Pengurangan Risiko Bencana adalah sebuah pendekatan sistematis yaitu

mengidentifikasi, mengkaji dan mengurangi risiko-risiko bencana, bertujuan

untuk mengurangi kerentanan-kerentanan sosial-ekonomi terhadap bencana

dan menangani bahaya-bahaya lingkungan maupun bahaya-bahaya lain yang

menimbulkan kerentanan.

Berbagai program untuk mengurangi Risiko Bencana gempa bumi dan

tsunami pada upaya mitigasi, kesiapsiagaan, tanggap darurat dan pemulihan telah

diakomodir dalam Rencana Penaggulangan bencana (RPB) Sumbar. Namun demikian

ternyata masih ditemukan berbagai kendala baik di pemerintahan maupun di

masyarakat pada fase tanggap darurat dan pemulihan bencana gempabumi dan

tsunamidi Sumatera Barat. Pemerintah Provinsi Sumatera Barat dalam

penanggulangan bencana telah menyusun Rencana Penanggulangan Bencana (RPB)

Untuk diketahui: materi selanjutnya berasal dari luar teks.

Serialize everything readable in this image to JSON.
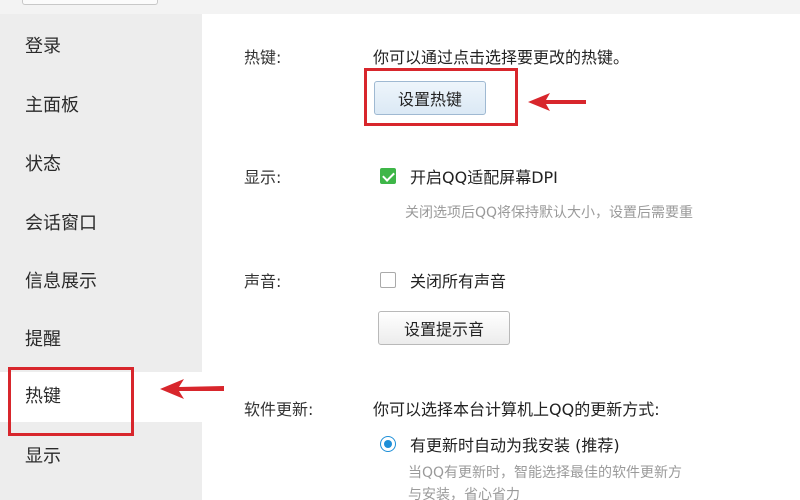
{
  "sidebar": {
    "items": [
      {
        "label": "登录"
      },
      {
        "label": "主面板"
      },
      {
        "label": "状态"
      },
      {
        "label": "会话窗口"
      },
      {
        "label": "信息展示"
      },
      {
        "label": "提醒"
      },
      {
        "label": "热键"
      },
      {
        "label": "显示"
      }
    ],
    "active_index": 6
  },
  "hotkey": {
    "label": "热键:",
    "description": "你可以通过点击选择要更改的热键。",
    "button_label": "设置热键"
  },
  "display": {
    "label": "显示:",
    "checkbox_label": "开启QQ适配屏幕DPI",
    "checked": true,
    "hint": "关闭选项后QQ将保持默认大小，设置后需要重"
  },
  "sound": {
    "label": "声音:",
    "checkbox_label": "关闭所有声音",
    "checked": false,
    "button_label": "设置提示音"
  },
  "update": {
    "label": "软件更新:",
    "description": "你可以选择本台计算机上QQ的更新方式:",
    "radio_label": "有更新时自动为我安装 (推荐)",
    "selected": true,
    "hint_line1": "当QQ有更新时，智能选择最佳的软件更新方",
    "hint_line2": "与安装，省心省力"
  },
  "colors": {
    "highlight": "#d8262c",
    "checkbox_checked": "#3eb648",
    "radio_selected": "#1e8fd8"
  }
}
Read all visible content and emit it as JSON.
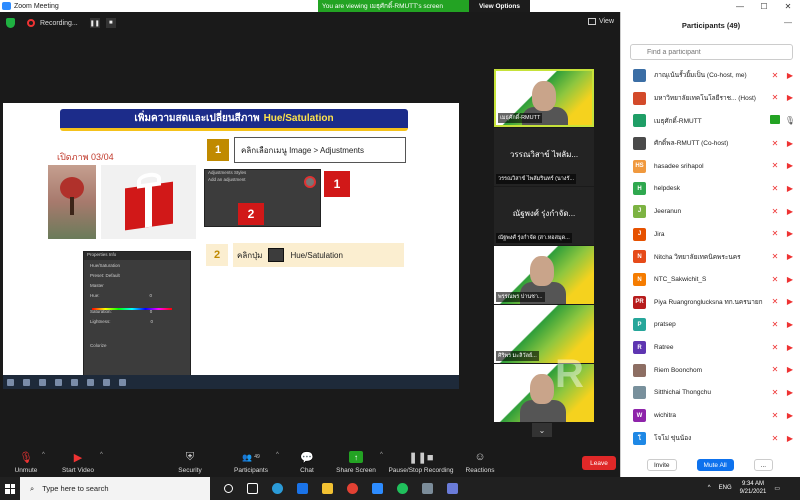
{
  "window": {
    "title": "Zoom Meeting",
    "viewing_banner": "You are viewing เมธุศักดิ์-RMUTT's screen",
    "view_options": "View Options",
    "minimize": "—",
    "maximize": "☐",
    "close": "✕"
  },
  "meeting_top": {
    "recording_label": "Recording...",
    "pause": "❚❚",
    "stop": "■",
    "view_label": "View"
  },
  "slide": {
    "title_main": "เพิ่มความสดและเปลี่ยนสีภาพ",
    "title_highlight": "Hue/Satulation",
    "open_image": "เปิดภาพ  03/04",
    "step1_num": "1",
    "step1_text": "คลิกเลือกเมนู Image > Adjustments",
    "callout1": "1",
    "callout2": "2",
    "step2_num": "2",
    "step2_text_a": "คลิกปุ่ม",
    "step2_text_b": "Hue/Satulation",
    "ps_adjust_tabs": "Adjustments    Styles",
    "ps_adjust_label": "Add an adjustment",
    "ps_props_tabs": "Properties   Info",
    "ps_props_title": "Hue/Saturation",
    "ps_preset": "Preset:   Default",
    "ps_master": "Master",
    "ps_hue": "Hue:",
    "ps_saturation": "Saturation:",
    "ps_lightness": "Lightness:",
    "ps_value_zero": "0",
    "ps_colorize": "Colorize"
  },
  "thumbnails": [
    {
      "name": "เมธุศักดิ์-RMUTT",
      "active": true
    },
    {
      "name": "วรรณวิสาข์ ไพลัม...",
      "caption": "วรรณวิสาข์ ไพลัมรินทร์ (นางรั...",
      "active": false
    },
    {
      "name": "ณัฐพงศ์ รุ่งกำจัด...",
      "caption": "ณัฐพงศ์ รุ่งกำจัด  (สา.หอสมุด...",
      "active": false
    },
    {
      "name": "พรรณพร ปานชา...",
      "active": false
    },
    {
      "name": "ศิริพร มะลิวัลย์...",
      "active": false
    },
    {
      "name": "",
      "active": false
    }
  ],
  "watermark": "R",
  "toolbar": {
    "unmute": "Unmute",
    "start_video": "Start Video",
    "security": "Security",
    "participants": "Participants",
    "participants_count": "49",
    "chat": "Chat",
    "share_screen": "Share Screen",
    "record": "Pause/Stop Recording",
    "reactions": "Reactions",
    "leave": "Leave"
  },
  "panel": {
    "title": "Participants (49)",
    "search_placeholder": "Find a participant",
    "participants": [
      {
        "initials": "",
        "name": "ภาณุเน้นรั้วยิ้มเป็น (Co-host, me)",
        "color": "#3b6ea5",
        "mic": "off",
        "video": "off"
      },
      {
        "initials": "",
        "name": "มหาวิทยาลัยเทคโนโลยีราช... (Host)",
        "color": "#d34a2a",
        "mic": "off",
        "video": "off"
      },
      {
        "initials": "",
        "name": "เมธุศักดิ์-RMUTT",
        "color": "#1f9e66",
        "mic": "on",
        "video": "on"
      },
      {
        "initials": "",
        "name": "ศักดิ์พล-RMUTT (Co-host)",
        "color": "#4a4a4a",
        "mic": "off",
        "video": "off"
      },
      {
        "initials": "HS",
        "name": "hasadee srihapol",
        "color": "#f0993e",
        "mic": "off",
        "video": "off"
      },
      {
        "initials": "H",
        "name": "helpdesk",
        "color": "#2fa84f",
        "mic": "off",
        "video": "off"
      },
      {
        "initials": "J",
        "name": "Jeeranun",
        "color": "#7cb342",
        "mic": "off",
        "video": "off"
      },
      {
        "initials": "J",
        "name": "Jira",
        "color": "#e65100",
        "mic": "off",
        "video": "off"
      },
      {
        "initials": "N",
        "name": "Nitcha  วิทยาลัยเทคนิคพระนคร",
        "color": "#e64a19",
        "mic": "off",
        "video": "off"
      },
      {
        "initials": "N",
        "name": "NTC_Sakwichit_S",
        "color": "#f57c00",
        "mic": "off",
        "video": "off"
      },
      {
        "initials": "PR",
        "name": "Piya Ruangronglucksna ทก.นครนายก",
        "color": "#b71c1c",
        "mic": "off",
        "video": "off"
      },
      {
        "initials": "P",
        "name": "pratsep",
        "color": "#26a69a",
        "mic": "off",
        "video": "off"
      },
      {
        "initials": "R",
        "name": "Ratree",
        "color": "#5e35b1",
        "mic": "off",
        "video": "off"
      },
      {
        "initials": "",
        "name": "Riem Boonchom",
        "color": "#8d6e63",
        "mic": "off",
        "video": "off"
      },
      {
        "initials": "",
        "name": "Sitthichai Thongchu",
        "color": "#78909c",
        "mic": "off",
        "video": "off"
      },
      {
        "initials": "W",
        "name": "wichitra",
        "color": "#8e24aa",
        "mic": "off",
        "video": "off"
      },
      {
        "initials": "โ",
        "name": "โจโม่ ขุ่นน้อง",
        "color": "#1e88e5",
        "mic": "off",
        "video": "off"
      }
    ],
    "invite": "Invite",
    "mute_all": "Mute All",
    "more": "..."
  },
  "taskbar": {
    "search_placeholder": "Type here to search",
    "lang": "ENG",
    "time": "9:34 AM",
    "date": "9/21/2021"
  }
}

sejak tahun 2007 dan ditetapkan pada tahun 2008 untuk periode 2008-2012. Namun,

dalam pelaksanaannya, terdapat berbagai kendala sehingga sasaran penanggulangan

bencana tidak tercapai optimal. Oleh karena itu, penyempurnaan terhadap RPB ini

sangat penting mengingat beberapa ahli gempa percaya bahwa masih terdapat potensi

untuk terjadinya gempa yang lebih besar di Sumatera Barat dengan kekuatan

mencapai 8.5 SR.( BNPB, Bappenas, Otober 2009).

BAB II

KAJIAN PUSTAKA

A. Pelaksanaan Kebijakan
Menurut Abdullah (1987, 398) terdapat tiga unsur penting dalam proses

pelaksanaan kebijakan, antara lain 1) Adanya kebijakan yang dilakukan, 2) Target

grup, yaitu kelompok masyarakat yang menjadi sasaran dan diharapkan akan

menerima manfaat dari kebijakan tersebut dalam bentuk perubahan dan peningkatan,

dan 3) Unsur pelaksana baik organisasi maupun perorangan yang bertanggung jawab

dalam pengelolaan, pelaksanaan dan pengawasan dari proses implementasi tersebut.


Salah satu model pelaksanaan/ implementasi program menurut David C.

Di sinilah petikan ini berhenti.